Eugenia Bear had a grin on her face about as wide as the snow-capped mountains behind her. “Can you do a reining pattern?” she asked.
“Gigi,” her grandson said. “She said she rides English. She doesn’t know what a reining pattern is.”
“Actually, I do,” Sam said, trying to keep the wattage of her grin down. “I’ve watched more than my fair share at horse shows. I bet if you ran some of those cows over there into the arena, I could do some cutting for you, too.”
Eugenia’s pleasure appeared to grow—if possible. “There,” she said to Clinton, “you see?
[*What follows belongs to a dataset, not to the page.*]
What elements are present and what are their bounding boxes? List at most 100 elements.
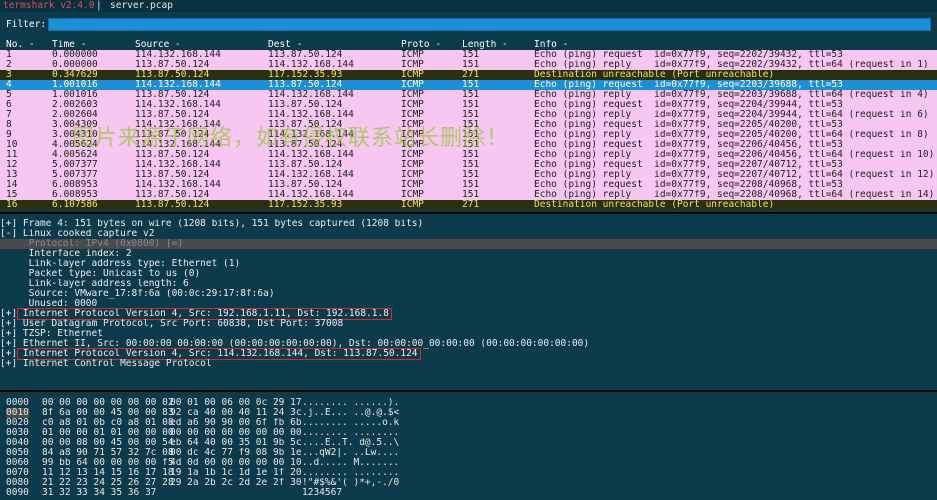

She’s an expert.”
“So she claims,” he said. “But I’d like to actually see her do the pattern before we move on to cows—if we move on to cows.”
“Well, I don’t know the pattern, exactly,” Sam said, “but I have a pretty clear idea what to do. Let’s see what I can get this little cow pony to do.”
“Little?” she heard Clint huff.
“Most of the horses I ride are closer to seventeen hands,” she said. “They breed them big on the quarter horse circuit.”
She pulled Red away before she could gauge Clint’s reaction. A reigning pattern was meant to showcase a rider’s ability to control a horse. Those patterns were always performed in a western saddle, but that wouldn’t matter. Patterns had been a big part of her training, and that gave her confidence as she guided Red toward the rail.
“Come on,” she told the horse. “You gotta make me look good.”
But Red didn’t like to go. That became apparent the instant she tried to squeeze him into a canter—or a lope—as the western people labeled it. He didn’t even want to trot, much less jog—or God forbid—gallop. But she hadn’t ridden over fences for nothing. Holding on over three-foot obstacles, sometimes higher, had given her the legs of a linebacker. She ground her heels into Red and made him behave.